5 Beëdiging van de heer Smals (VVD)

Aan de orde is de beëdiging van de heer Smals (VVD).

De voorzitter:

Aan de orde is de beëdiging van de heer Smals namens de VVD.

Ik geef eerst het woord aan mevrouw Leijten tot het uitbrengen van verslag namens de commissie voor het onderzoek van de Geloofsbrieven. Het woord is aan mevrouw Leijten.

Mevrouw Leijten, voorzitter der commissie:

Voorzitter. Het is altijd bijzonder als er iemand beëdigd wordt, maar wat ik helemaal bijzonder vind, is dat we iemand beëdigen die we nog maar heel kort geleden ook beëdigd hebben. Soms gaat een tijdelijke vervanging over in een permanent Kamerlidmaatschap. In dit geval zaten daar een paar dagen verschil tussen. We kunnen niet voorzichtig genoeg zijn met wie we toelaten in onze Kamer; vandaar dat we weer de zware taak op ons genomen hebben om te kijken of de heer Smals tot onze Kamer kan worden toegelaten. Dat is gelukkig goed gegaan, dus ik kan u het officiële verhaal voorlezen.

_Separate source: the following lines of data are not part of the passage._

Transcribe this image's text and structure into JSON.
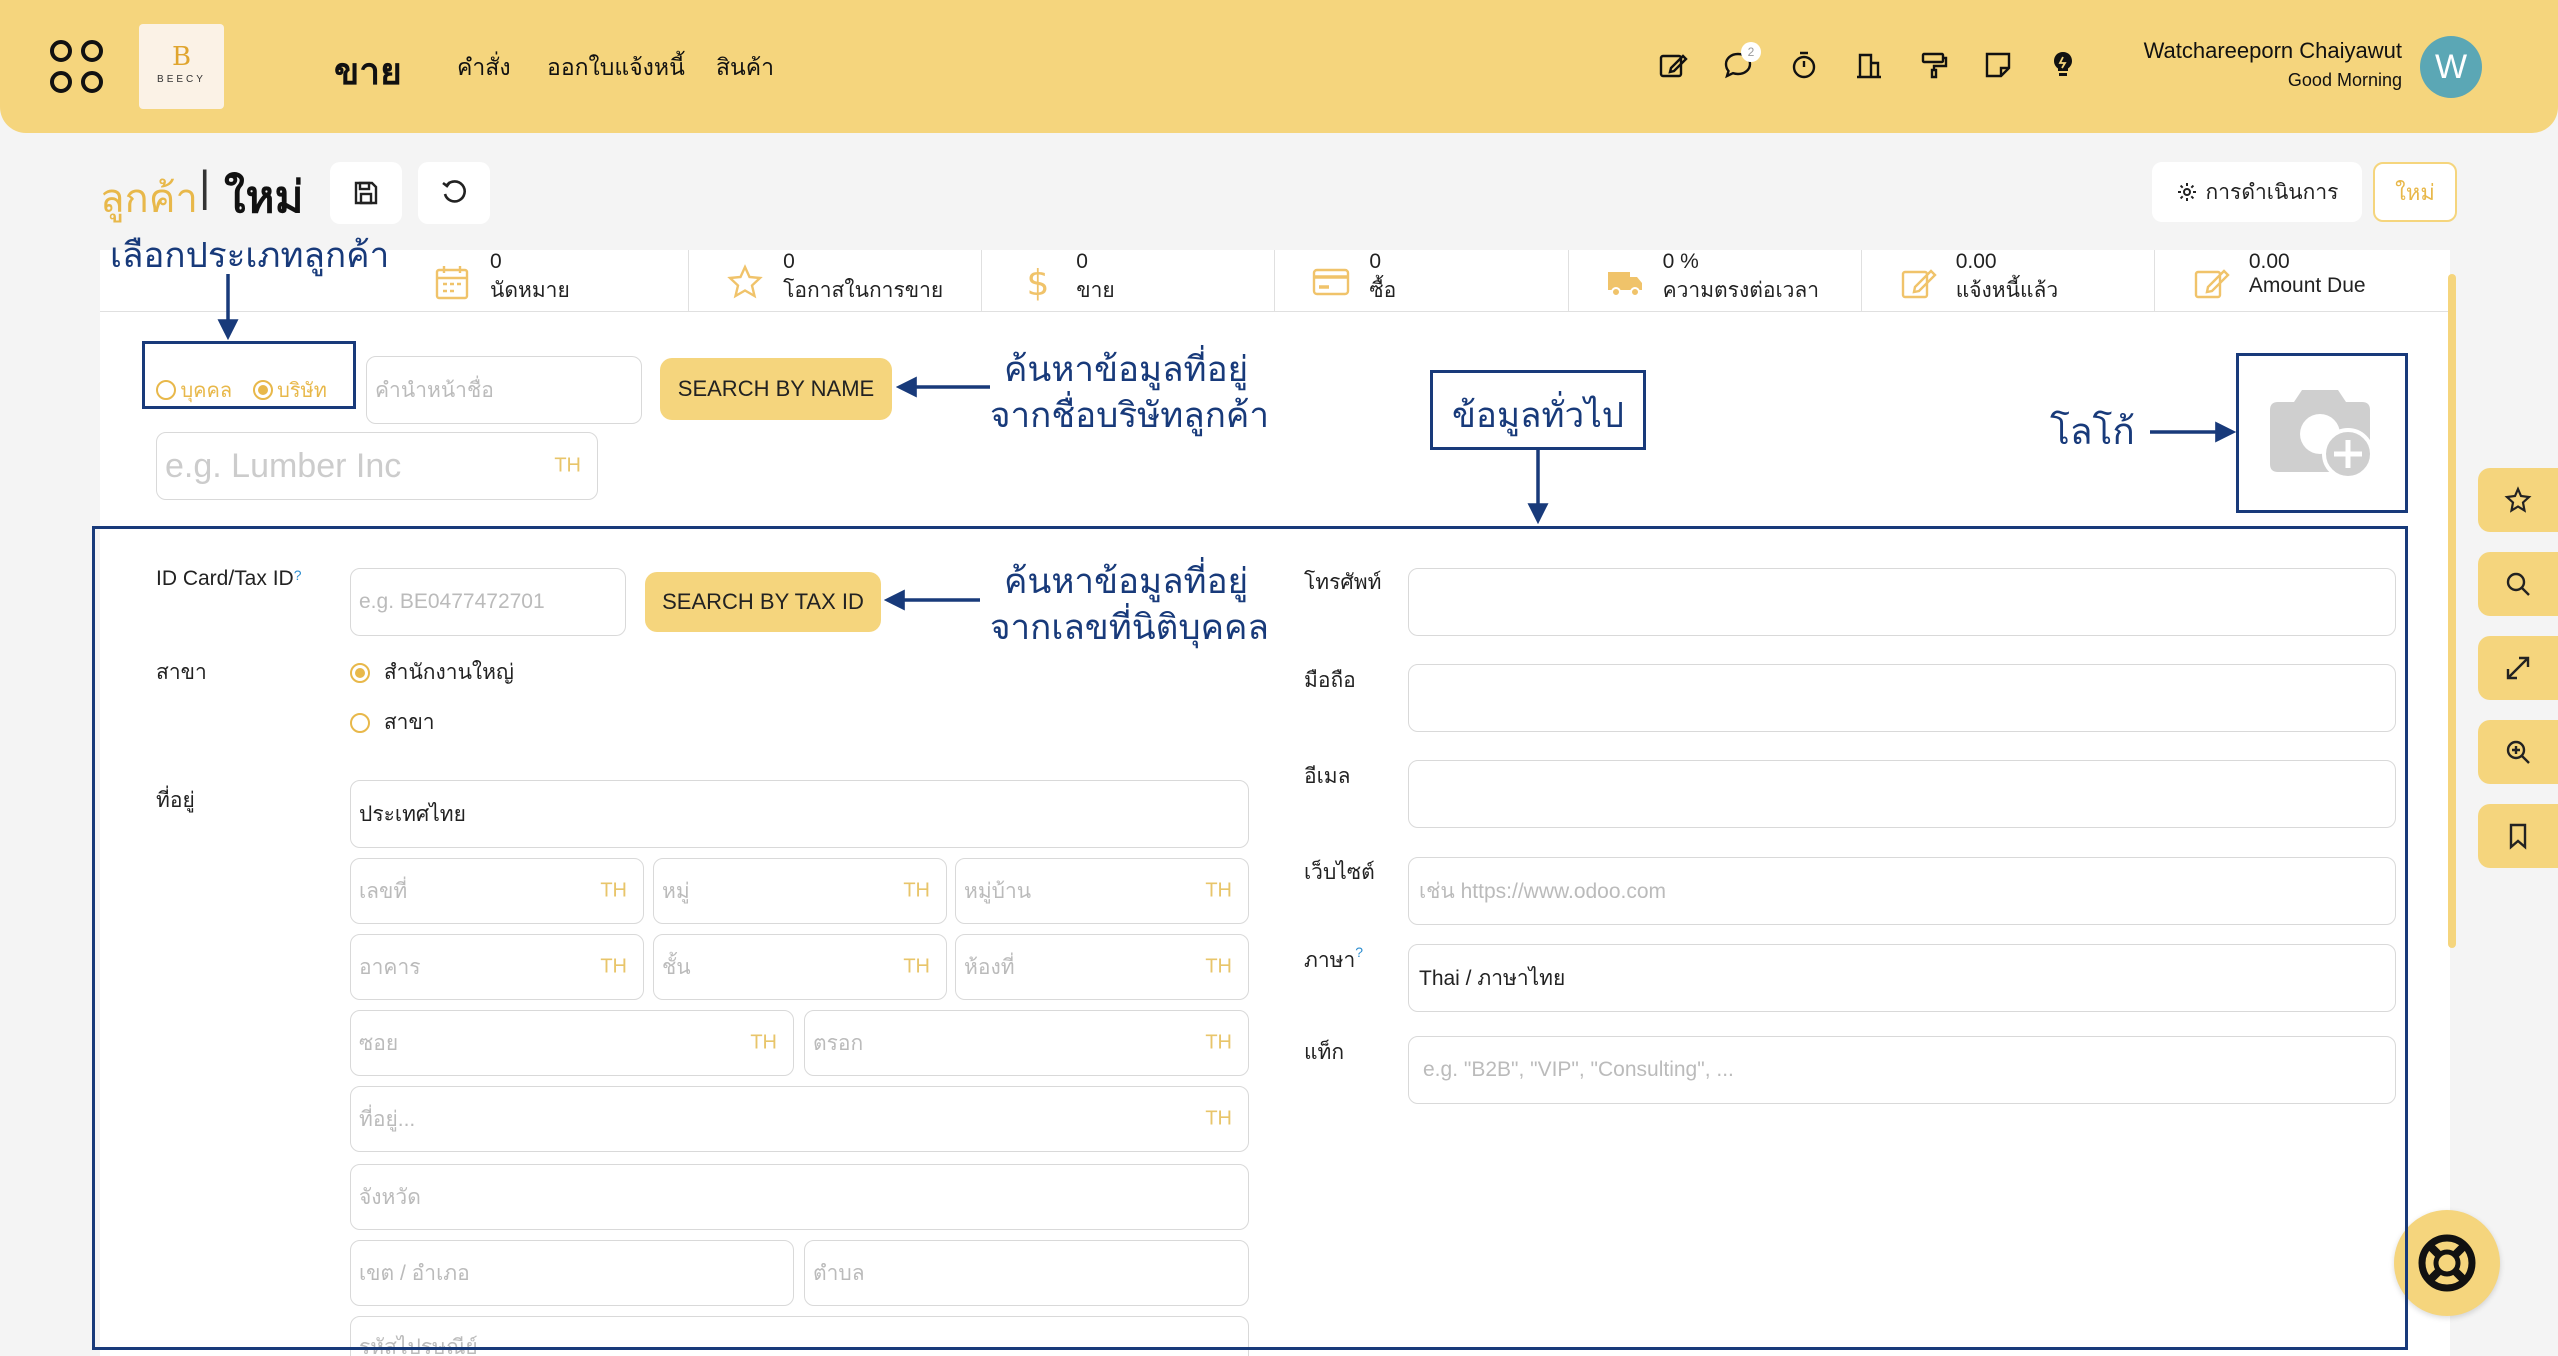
{
  "header": {
    "app_name": "ขาย",
    "logo_text": "BEECY",
    "logo_letter": "B",
    "menu": [
      "คำสั่ง",
      "ออกใบแจ้งหนี้",
      "สินค้า"
    ],
    "user_name": "Watchareeporn Chaiyawut",
    "greeting": "Good Morning",
    "avatar_letter": "W",
    "chat_badge": "2"
  },
  "breadcrumb": {
    "parent": "ลูกค้า",
    "separator": "|",
    "current": "ใหม่"
  },
  "actions": {
    "action_menu": "การดำเนินการ",
    "new_button": "ใหม่"
  },
  "stats": [
    {
      "icon": "calendar-icon",
      "value": "0",
      "label": "นัดหมาย"
    },
    {
      "icon": "star-icon",
      "value": "0",
      "label": "โอกาสในการขาย"
    },
    {
      "icon": "dollar-icon",
      "value": "0",
      "label": "ขาย"
    },
    {
      "icon": "credit-card-icon",
      "value": "0",
      "label": "ซื้อ"
    },
    {
      "icon": "truck-icon",
      "value": "0 %",
      "label": "ความตรงต่อเวลา"
    },
    {
      "icon": "edit-icon",
      "value": "0.00",
      "label": "แจ้งหนี้แล้ว"
    },
    {
      "icon": "edit-icon",
      "value": "0.00",
      "label": "Amount Due"
    }
  ],
  "customer_type": {
    "individual": "บุคคล",
    "company": "บริษัท",
    "selected": "company"
  },
  "title_placeholder": "คำนำหน้าชื่อ",
  "name_placeholder": "e.g. Lumber Inc",
  "lang_tag": "TH",
  "search_by_name": "SEARCH BY NAME",
  "search_by_tax": "SEARCH BY TAX ID",
  "form_left": {
    "tax_id_label": "ID Card/Tax ID",
    "tax_id_placeholder": "e.g. BE0477472701",
    "branch_label": "สาขา",
    "branch_options": [
      "สำนักงานใหญ่",
      "สาขา"
    ],
    "branch_selected": "สำนักงานใหญ่",
    "address_label": "ที่อยู่",
    "country": "ประเทศไทย",
    "address_fields": {
      "house_no": "เลขที่",
      "moo": "หมู่",
      "village": "หมู่บ้าน",
      "building": "อาคาร",
      "floor": "ชั้น",
      "room": "ห้องที่",
      "soi": "ซอย",
      "trok": "ตรอก",
      "address": "ที่อยู่...",
      "province": "จังหวัด",
      "district": "เขต / อำเภอ",
      "subdistrict": "ตำบล",
      "postcode": "รหัสไปรษณีย์"
    }
  },
  "form_right": {
    "phone_label": "โทรศัพท์",
    "mobile_label": "มือถือ",
    "email_label": "อีเมล",
    "website_label": "เว็บไซต์",
    "website_placeholder": "เช่น https://www.odoo.com",
    "language_label": "ภาษา",
    "language_value": "Thai / ภาษาไทย",
    "tags_label": "แท็ก",
    "tags_placeholder": "e.g. \"B2B\", \"VIP\", \"Consulting\", ..."
  },
  "annotations": {
    "customer_type": "เลือกประเภทลูกค้า",
    "search_name_1": "ค้นหาข้อมูลที่อยู่",
    "search_name_2": "จากชื่อบริษัทลูกค้า",
    "general_info": "ข้อมูลทั่วไป",
    "logo": "โลโก้",
    "search_tax_1": "ค้นหาข้อมูลที่อยู่",
    "search_tax_2": "จากเลขที่นิติบุคคล"
  },
  "colors": {
    "brand_yellow": "#f5d57d",
    "accent_gold": "#e8b84a",
    "annotation_navy": "#183a7a",
    "avatar": "#5ba7b5"
  }
}
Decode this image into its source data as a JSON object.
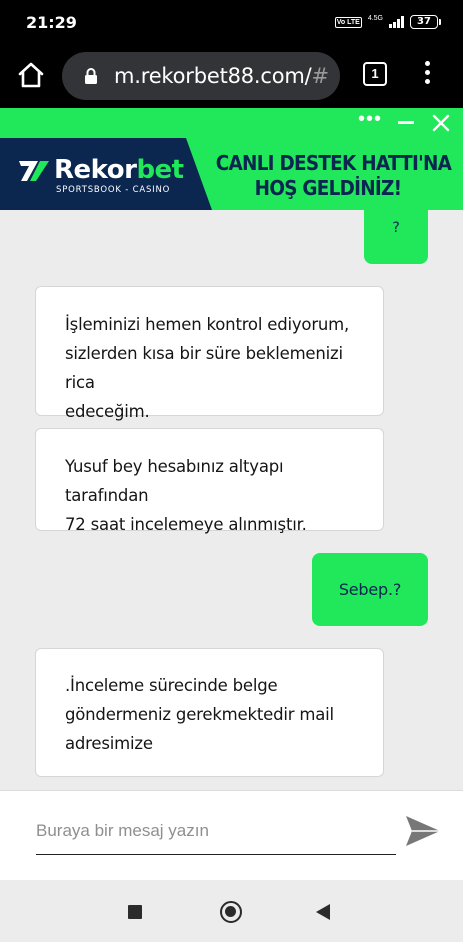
{
  "status_bar": {
    "time": "21:29",
    "volte": "Vo LTE",
    "network": "4.5G",
    "battery": "37"
  },
  "browser": {
    "url_domain": "m.rekorbet88.com/",
    "url_hash": "#",
    "tab_count": "1"
  },
  "chat_header": {
    "logo_prefix": "Rekor",
    "logo_suffix": "bet",
    "logo_sub": "SPORTSBOOK - CASINO",
    "welcome_line1": "CANLI DESTEK HATTI'NA",
    "welcome_line2": "HOŞ GELDİNİZ!",
    "colors": {
      "green": "#21e85a",
      "navy": "#0b2750"
    }
  },
  "messages": [
    {
      "from": "user",
      "lines": [
        "?"
      ]
    },
    {
      "from": "agent",
      "lines": [
        "İşleminizi hemen kontrol ediyorum,",
        "sizlerden kısa bir süre beklemenizi rica",
        "edeceğim."
      ]
    },
    {
      "from": "agent",
      "lines": [
        "Yusuf bey hesabınız altyapı tarafından",
        "72 saat incelemeye alınmıştır."
      ]
    },
    {
      "from": "user",
      "lines": [
        "Sebep.?"
      ]
    },
    {
      "from": "agent",
      "lines": [
        ".İnceleme sürecinde belge",
        "göndermeniz gerekmektedir mail",
        "adresimize"
      ]
    }
  ],
  "composer": {
    "placeholder": "Buraya bir mesaj yazın",
    "send_icon": "paper-plane-icon"
  },
  "nav": {
    "recents_icon": "square-icon",
    "home_icon": "circle-icon",
    "back_icon": "triangle-back-icon"
  }
}
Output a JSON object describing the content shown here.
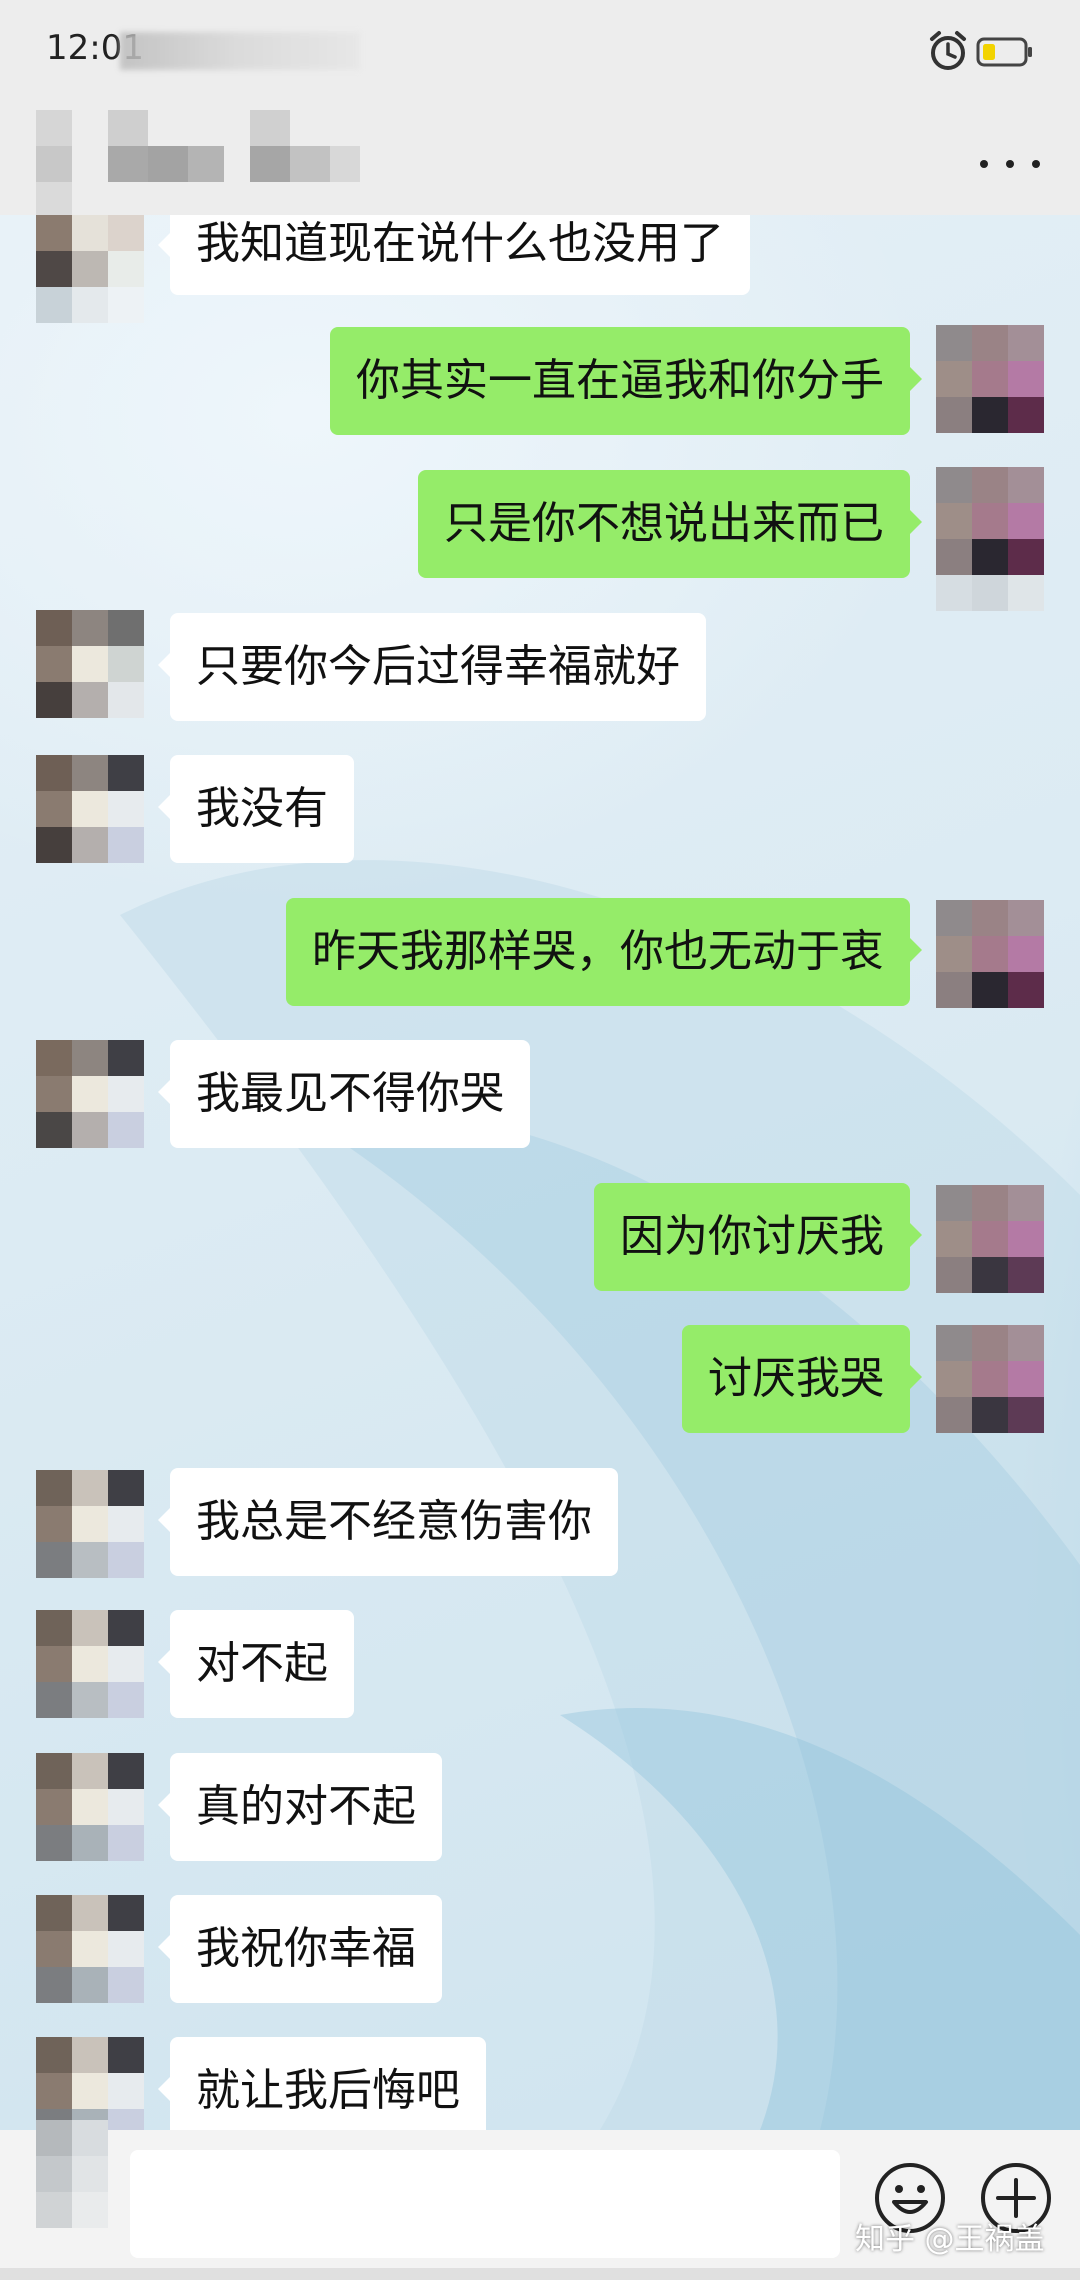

Voorzitter. De commissie voor het onderzoek van de Geloofsbrieven heeft de stukken onderzocht die betrekking hebben op de heer B.M.G. Smals te Delft. De commissie is tot de conclusie gekomen dat de heer B.M.G. Smals te Delft terecht benoemd is verklaard tot lid van de Tweede Kamer der Staten-Generaal. De commissie stelt u daarom voor hem toe te laten als lid van de Kamer. Daartoe dient hij wel eerst de eden, zoals die zijn voorgeschreven bij de Wet beëdiging ministers en leden Staten-Generaal van 27 februari 1992, Staatsblad nr. 120, af te leggen.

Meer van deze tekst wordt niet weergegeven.